Scientists have observed two main types of beta decay. The first is beta-minus decay. In this form, a nucleus emits an electron and an antineutrino (the antimatter form of a neutrino). This process changes a neutron in the nucleus into a proton. The second type of beta decay is beta-plus decay. In this form, the nucleus emits a neutrino and a positron (the antimatter form of an electron). This process changes a proton in the nucleus into a neutron.
Beta decay occurs primarily through the transformation of neutrons to protons or vice versa, releasing particles like electrons and neutrinos. Credit: Thomas Jefferson National Accelerator Facility (JLab)
There are also rare types of beta decay. One example is two-neutrino double-beta decay. This is a transition inside a nucleus where two neutrons simultaneously undergo beta decay. In other words, two neutrons decay to two protons by emitting two neutrinos and two electrons.
Another theoretically possible type of beta decay is neutrino-less double-beta decay. In this form of beta decay, a nucleus would decay to two protons by emitting two electrons. This form has never been observed. If neutrino-less double-beta decay exists, it would mean that the neutrino has mass and is what scientists call a Majorana particle. These are particles that are identical to their antiparticles.
If scientists observe neutrino-less double-beta decay, it would help to explain missing pieces of the Standard Model of Particle Physics. The Standard Model cannot explain how neutrinos have mass. Neutrino-less double-beta decay could be the mechanism that generates the neutrino’s mass.
Beta Decay Facts
- The carbon dating technique that archaeologists use to determine age relies on the properties of beta decay.
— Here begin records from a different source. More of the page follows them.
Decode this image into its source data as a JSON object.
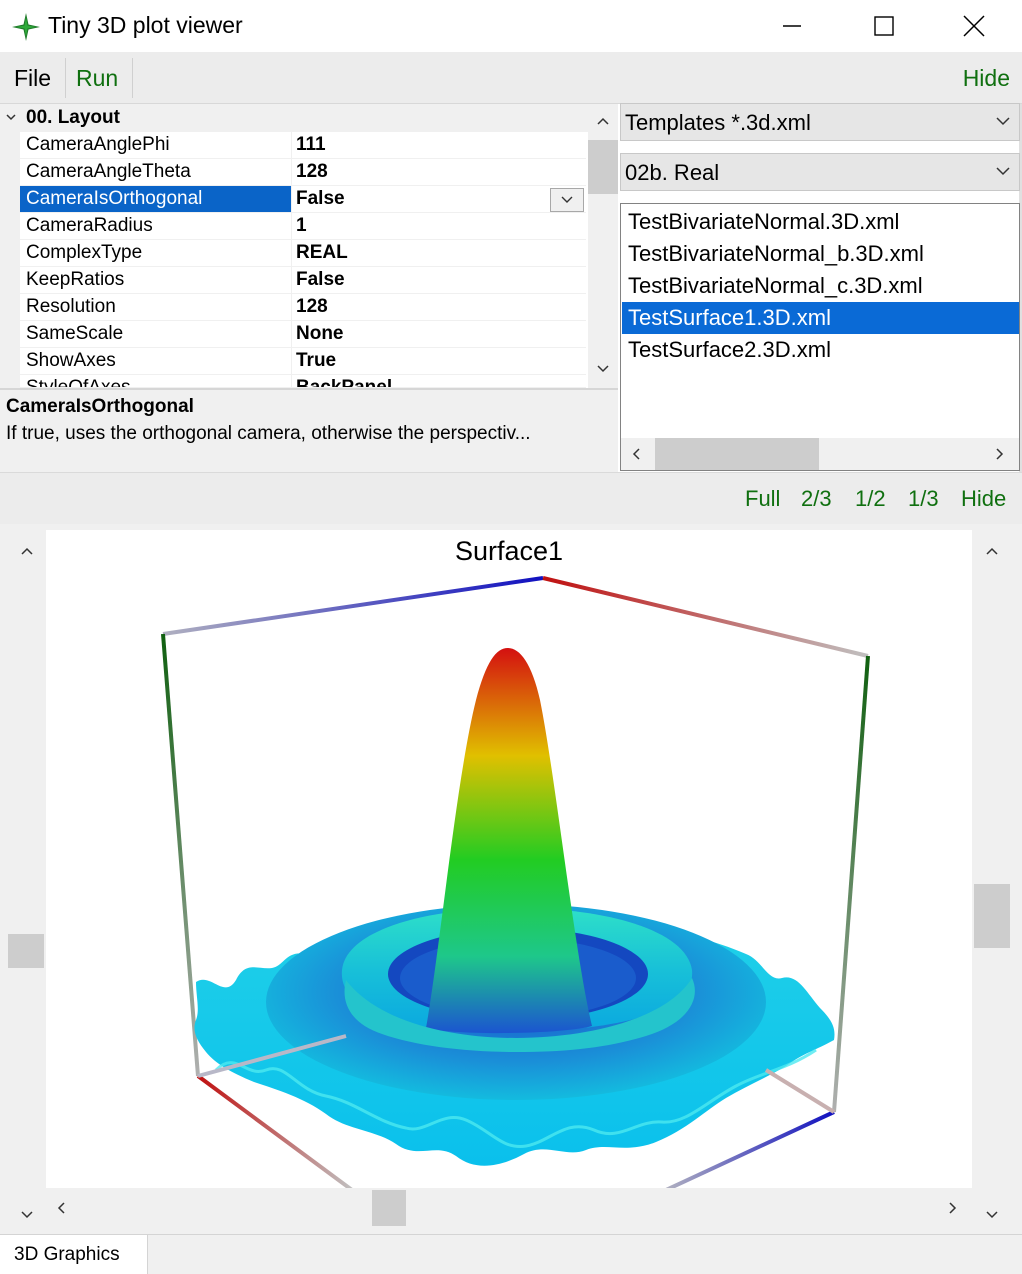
{
  "window": {
    "title": "Tiny 3D plot viewer"
  },
  "menu": {
    "file": "File",
    "run": "Run",
    "hide": "Hide"
  },
  "properties": {
    "category": "00. Layout",
    "rows": [
      {
        "name": "CameraAnglePhi",
        "value": "111"
      },
      {
        "name": "CameraAngleTheta",
        "value": "128"
      },
      {
        "name": "CameraIsOrthogonal",
        "value": "False"
      },
      {
        "name": "CameraRadius",
        "value": "1"
      },
      {
        "name": "ComplexType",
        "value": "REAL"
      },
      {
        "name": "KeepRatios",
        "value": "False"
      },
      {
        "name": "Resolution",
        "value": "128"
      },
      {
        "name": "SameScale",
        "value": "None"
      },
      {
        "name": "ShowAxes",
        "value": "True"
      },
      {
        "name": "StyleOfAxes",
        "value": "BackPanel"
      }
    ],
    "selected": "CameraIsOrthogonal"
  },
  "description": {
    "title": "CameraIsOrthogonal",
    "text": "If true, uses the orthogonal camera, otherwise the perspectiv..."
  },
  "templates": {
    "filter": "Templates *.3d.xml",
    "group": "02b. Real",
    "files": [
      "TestBivariateNormal.3D.xml",
      "TestBivariateNormal_b.3D.xml",
      "TestBivariateNormal_c.3D.xml",
      "TestSurface1.3D.xml",
      "TestSurface2.3D.xml"
    ],
    "selected": "TestSurface1.3D.xml"
  },
  "view_sizes": {
    "full": "Full",
    "two_thirds": "2/3",
    "half": "1/2",
    "third": "1/3",
    "hide": "Hide"
  },
  "plot": {
    "title": "Surface1"
  },
  "tabs": {
    "graphics": "3D Graphics"
  },
  "colors": {
    "accent_green": "#107010",
    "selection_blue": "#0a64c8"
  }
}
- Beta particles from beta decay can be a health hazard. Learn more.
- Learn more about beta decay and other terms at the JLab glossary.
DOE Contributions to Radioactive Decay Research
DOE has a long history of supporting research into nuclear physics, including radioactive decay and the subatomic particles this decay involves. Researchers supported by the DOE Office of Science, often in collaboration with scientists from around the world, have contributed to Nobel Prize-winning discoveries and measurements that refined the Standard Model. These efforts continue today, with experiments that make precision tests of the Standard Model and beyond. To address neutrino-less double-beta decay specifically, DOE is participating in the Large Enriched Germanium Experiment for Neutrino-less Double beta decay (LEGEND) Collaboration at Oak Ridge National Laboratory, the CUORE experiment in Italy, and the MAJORANA DEMONSTRATOR experiment in South Dakota.
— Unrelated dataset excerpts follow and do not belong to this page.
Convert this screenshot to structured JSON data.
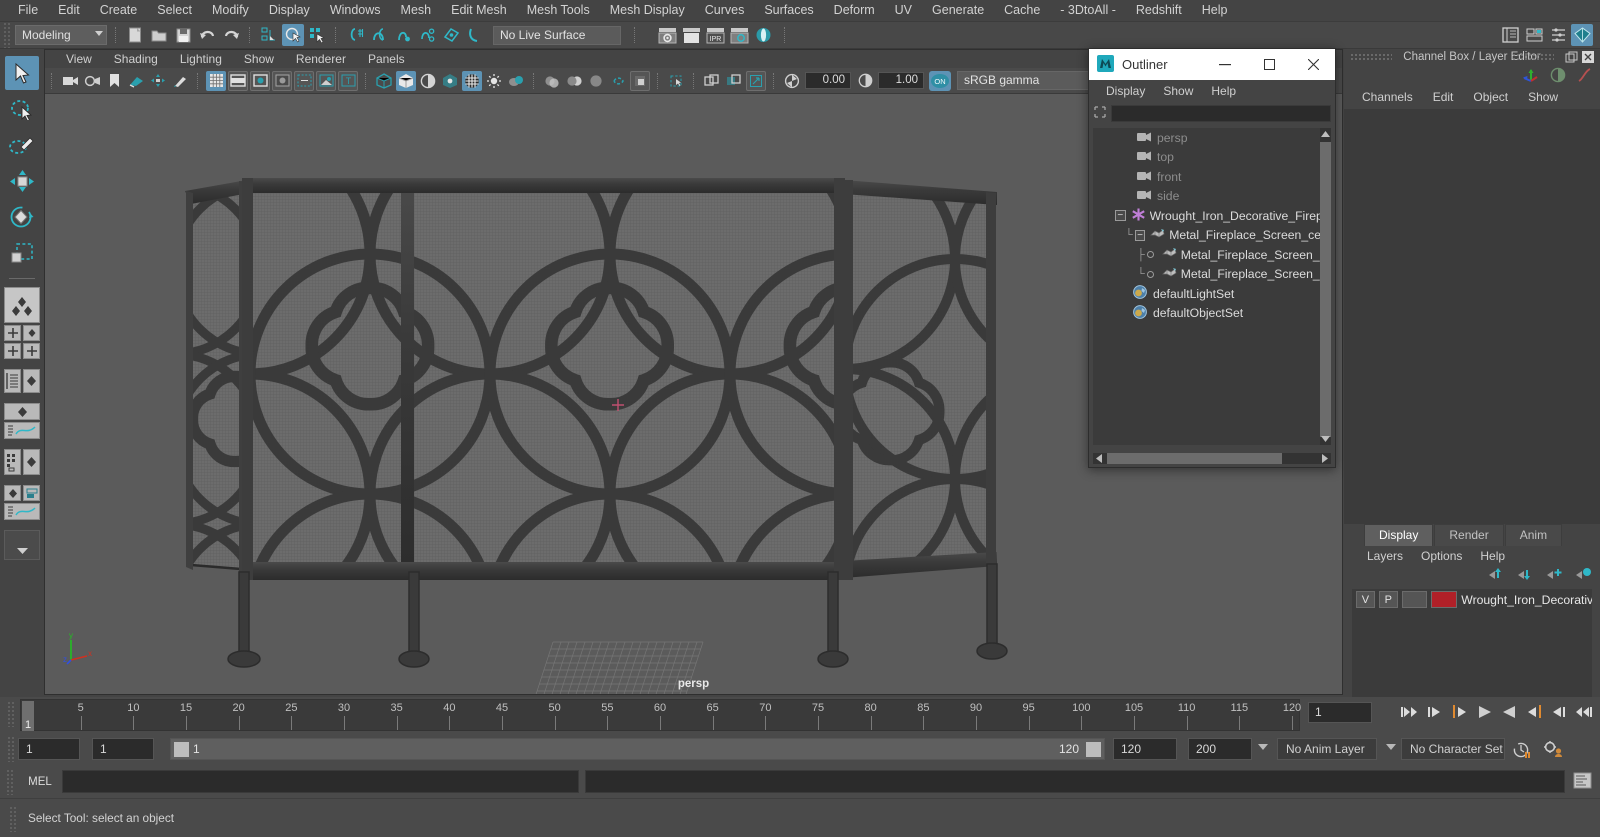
{
  "menubar": {
    "items": [
      "File",
      "Edit",
      "Create",
      "Select",
      "Modify",
      "Display",
      "Windows",
      "Mesh",
      "Edit Mesh",
      "Mesh Tools",
      "Mesh Display",
      "Curves",
      "Surfaces",
      "Deform",
      "UV",
      "Generate",
      "Cache",
      "- 3DtoAll -",
      "Redshift",
      "Help"
    ]
  },
  "statusbar": {
    "menuset": "Modeling",
    "live_surface": "No Live Surface",
    "icons": [
      "new-scene-icon",
      "open-scene-icon",
      "save-scene-icon",
      "undo-icon",
      "redo-icon",
      "select-by-hierarchy-icon",
      "select-by-object-icon",
      "select-by-component-icon",
      "snap-to-grid-icon",
      "snap-to-curve-icon",
      "snap-to-point-icon",
      "snap-to-projected-center-icon",
      "snap-to-view-plane-icon",
      "make-live-icon",
      "render-current-frame-icon",
      "ipr-render-icon",
      "render-settings-icon",
      "hypershade-icon",
      "toggle-sidebar-icon",
      "attribute-editor-icon",
      "tool-settings-icon",
      "channel-box-icon"
    ]
  },
  "toolbox": {
    "tools": [
      "select-tool",
      "lasso-select-tool",
      "paint-select-tool",
      "move-tool",
      "rotate-tool",
      "scale-tool"
    ],
    "selected": "select-tool",
    "layout_icons": [
      "single-perspective-view",
      "four-view",
      "outliner-persp",
      "persp-graph",
      "hypergraph-persp",
      "persp-graph-2",
      "outliner-list",
      "persp-outliner",
      "graph-editor"
    ]
  },
  "viewport": {
    "menu": [
      "View",
      "Shading",
      "Lighting",
      "Show",
      "Renderer",
      "Panels"
    ],
    "camera_label": "persp",
    "exposure": "0.00",
    "gamma": "1.00",
    "color_space": "sRGB gamma",
    "gamma_toggle": "ON",
    "axis": {
      "x": "x",
      "y": "y",
      "z": "z"
    },
    "icons": [
      "select-camera-icon",
      "camera-attributes-icon",
      "bookmark-icon",
      "image-plane-icon",
      "2d-pan-zoom-icon",
      "grease-pencil-icon",
      "grid-icon",
      "film-gate-icon",
      "resolution-gate-icon",
      "gate-mask-icon",
      "field-chart-icon",
      "safe-action-icon",
      "safe-title-icon",
      "wireframe-icon",
      "smooth-shade-icon",
      "shaded-wireframe-icon",
      "use-default-material-icon",
      "textured-icon",
      "use-all-lights-icon",
      "shadows-icon",
      "screen-space-ao-icon",
      "motion-blur-icon",
      "multisample-icon",
      "depth-of-field-icon",
      "isolate-select-icon",
      "xray-icon",
      "xray-joints-icon",
      "xray-active-components-icon",
      "exposure-icon",
      "gamma-icon"
    ]
  },
  "outliner": {
    "title": "Outliner",
    "window_buttons": [
      "minimize-button",
      "maximize-button",
      "close-button"
    ],
    "menu": [
      "Display",
      "Show",
      "Help"
    ],
    "search_value": "",
    "tree": [
      {
        "label": "persp",
        "icon": "camera-icon",
        "depth": 1,
        "style": "dim",
        "expander": "none"
      },
      {
        "label": "top",
        "icon": "camera-icon",
        "depth": 1,
        "style": "dim",
        "expander": "none"
      },
      {
        "label": "front",
        "icon": "camera-icon",
        "depth": 1,
        "style": "dim",
        "expander": "none"
      },
      {
        "label": "side",
        "icon": "camera-icon",
        "depth": 1,
        "style": "dim",
        "expander": "none"
      },
      {
        "label": "Wrought_Iron_Decorative_Fireplac",
        "icon": "group-icon",
        "depth": 0,
        "style": "bright",
        "expander": "minus"
      },
      {
        "label": "Metal_Fireplace_Screen_centra",
        "icon": "mesh-icon",
        "depth": 1,
        "style": "bright",
        "expander": "minus"
      },
      {
        "label": "Metal_Fireplace_Screen_rig",
        "icon": "mesh-icon",
        "depth": 2,
        "style": "bright",
        "expander": "leaf"
      },
      {
        "label": "Metal_Fireplace_Screen_lef",
        "icon": "mesh-icon",
        "depth": 2,
        "style": "bright",
        "expander": "leaf"
      },
      {
        "label": "defaultLightSet",
        "icon": "set-icon",
        "depth": 1,
        "style": "bright",
        "expander": "none"
      },
      {
        "label": "defaultObjectSet",
        "icon": "set-icon",
        "depth": 1,
        "style": "bright",
        "expander": "none"
      }
    ]
  },
  "right_panel": {
    "title": "Channel Box / Layer Editor",
    "channelbox_menu": [
      "Channels",
      "Edit",
      "Object",
      "Show"
    ],
    "layer_tabs": [
      "Display",
      "Render",
      "Anim"
    ],
    "layer_tab_selected": "Display",
    "layer_menu": [
      "Layers",
      "Options",
      "Help"
    ],
    "layer_icons": [
      "move-layer-up-icon",
      "move-layer-down-icon",
      "new-layer-icon",
      "new-layer-from-selected-icon"
    ],
    "layers": [
      {
        "visibility": "V",
        "playback": "P",
        "color": "#b02028",
        "name": "Wrought_Iron_Decorativ"
      }
    ]
  },
  "timeline": {
    "current_frame": "1",
    "frame_field": "1",
    "ticks": [
      5,
      10,
      15,
      20,
      25,
      30,
      35,
      40,
      45,
      50,
      55,
      60,
      65,
      70,
      75,
      80,
      85,
      90,
      95,
      100,
      105,
      110,
      115,
      120
    ],
    "playback_buttons": [
      "go-to-start-icon",
      "step-back-keyframe-icon",
      "step-back-frame-icon",
      "play-backwards-icon",
      "play-forwards-icon",
      "step-forward-frame-icon",
      "step-forward-keyframe-icon",
      "go-to-end-icon"
    ]
  },
  "range": {
    "anim_start": "1",
    "range_start": "1",
    "slider_min": "1",
    "slider_max": "120",
    "range_end": "120",
    "anim_end": "200",
    "anim_layer": "No Anim Layer",
    "character_set": "No Character Set",
    "icons": [
      "auto-keyframe-icon",
      "animation-preferences-icon"
    ]
  },
  "command_line": {
    "language": "MEL",
    "command_value": "",
    "result_value": "",
    "script_editor_icon": "script-editor-icon"
  },
  "status": {
    "message": "Select Tool: select an object"
  }
}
Another theoretically possible type of beta decay is neutrino-less double-beta decay. In this form of beta decay, a nucleus would decay to two protons by emitting two electrons. This form has never been observed. If neutrino-less double-beta decay exists, it would mean that the neutrino has mass and is what scientists call a Majorana particle. These are particles that are identical to their antiparticles.
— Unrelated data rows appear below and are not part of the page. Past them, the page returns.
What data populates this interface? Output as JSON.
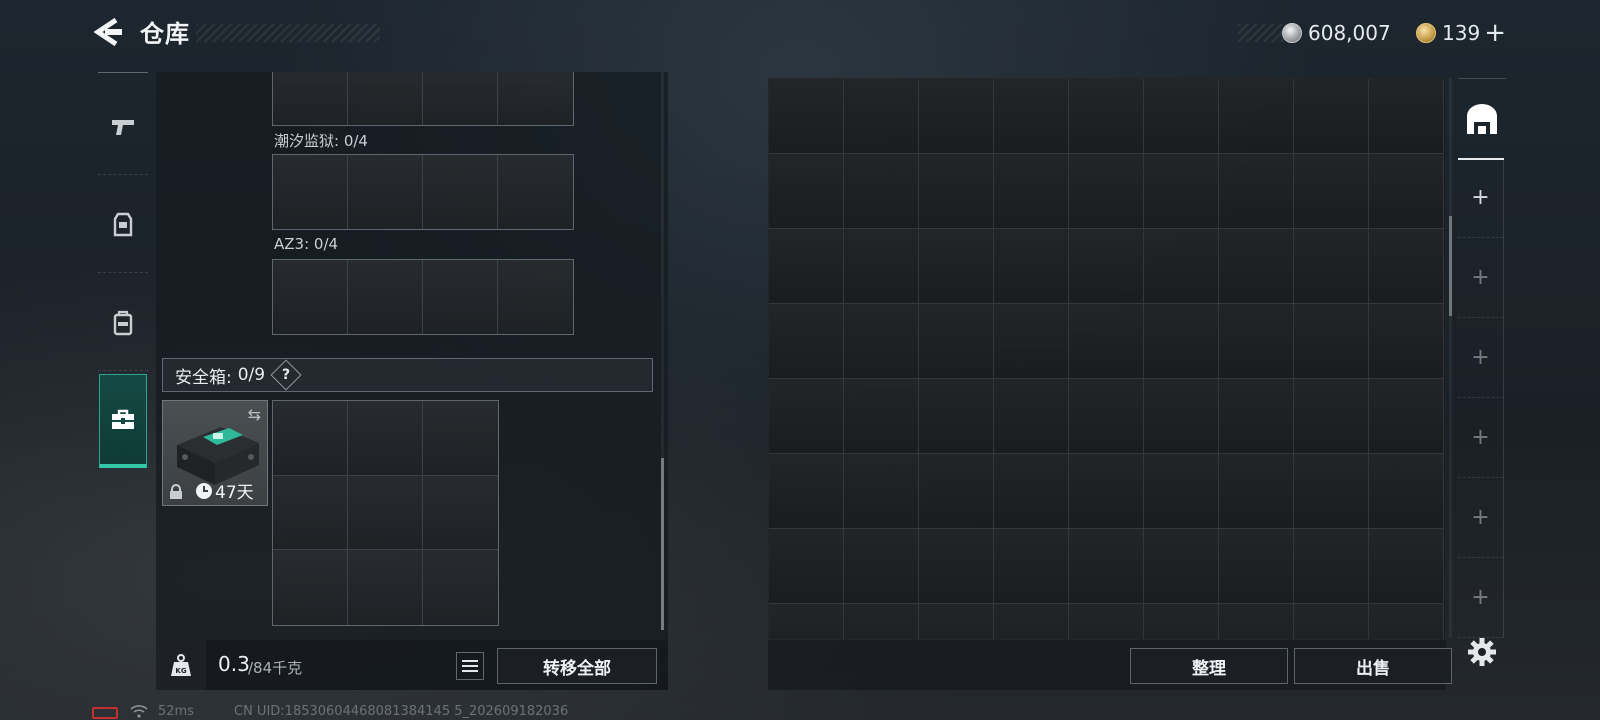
{
  "header": {
    "title": "仓库",
    "currency_silver": "608,007",
    "currency_gold": "139",
    "gold_plus": "+"
  },
  "left_tabs": [
    {
      "name": "weapons",
      "icon": "pistol-icon"
    },
    {
      "name": "armor",
      "icon": "vest-icon"
    },
    {
      "name": "backpack",
      "icon": "backpack-icon"
    },
    {
      "name": "safebox",
      "icon": "toolbox-icon",
      "active": true
    }
  ],
  "containers": [
    {
      "label": "潮汐监狱: 0/4"
    },
    {
      "label": "AZ3: 0/4"
    }
  ],
  "safebox": {
    "label": "安全箱:",
    "count": "0/9",
    "help": "?",
    "item_time": "47天"
  },
  "weight": {
    "value": "0.3",
    "max": "/84千克",
    "icon_label": "KG"
  },
  "buttons": {
    "transfer_all": "转移全部",
    "organize": "整理",
    "sell": "出售"
  },
  "status_bar": {
    "ping": "52ms",
    "uid": "CN UID:18530604468081384145 5_202609182036"
  },
  "colors": {
    "accent": "#31c9a7",
    "battery_low": "#c0312f"
  }
}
VERY GOOD—-These are particles that are identical to their antiparticles.
Please ask researchers to think deeply:
1. Can physical theories be imagined without mathematical models?
2. What is the difference between two-dimensional matter and three-dimensional matter?
3. Can low dimensional spacetime matter be the understructure of high-dimensional spacetime matter?
4. Are your electrons, positrons, neutrinos, or antineutrinos high-dimensional spacetime matter or low dimensional spacetime matter?
5. Is topological vortex high-dimensional spacetime matter or low dimensional spacetime matter?
6. Are topological vortices and their antivortices the same about spacetime structures ?
7. Can topological vortices form what you call neutrinos?
8. Does topological vortex violate mathematical rules?
9. Is mathematical graphics related to the physical world?
and so on.
Is this the fairy tale world of contemporary physics?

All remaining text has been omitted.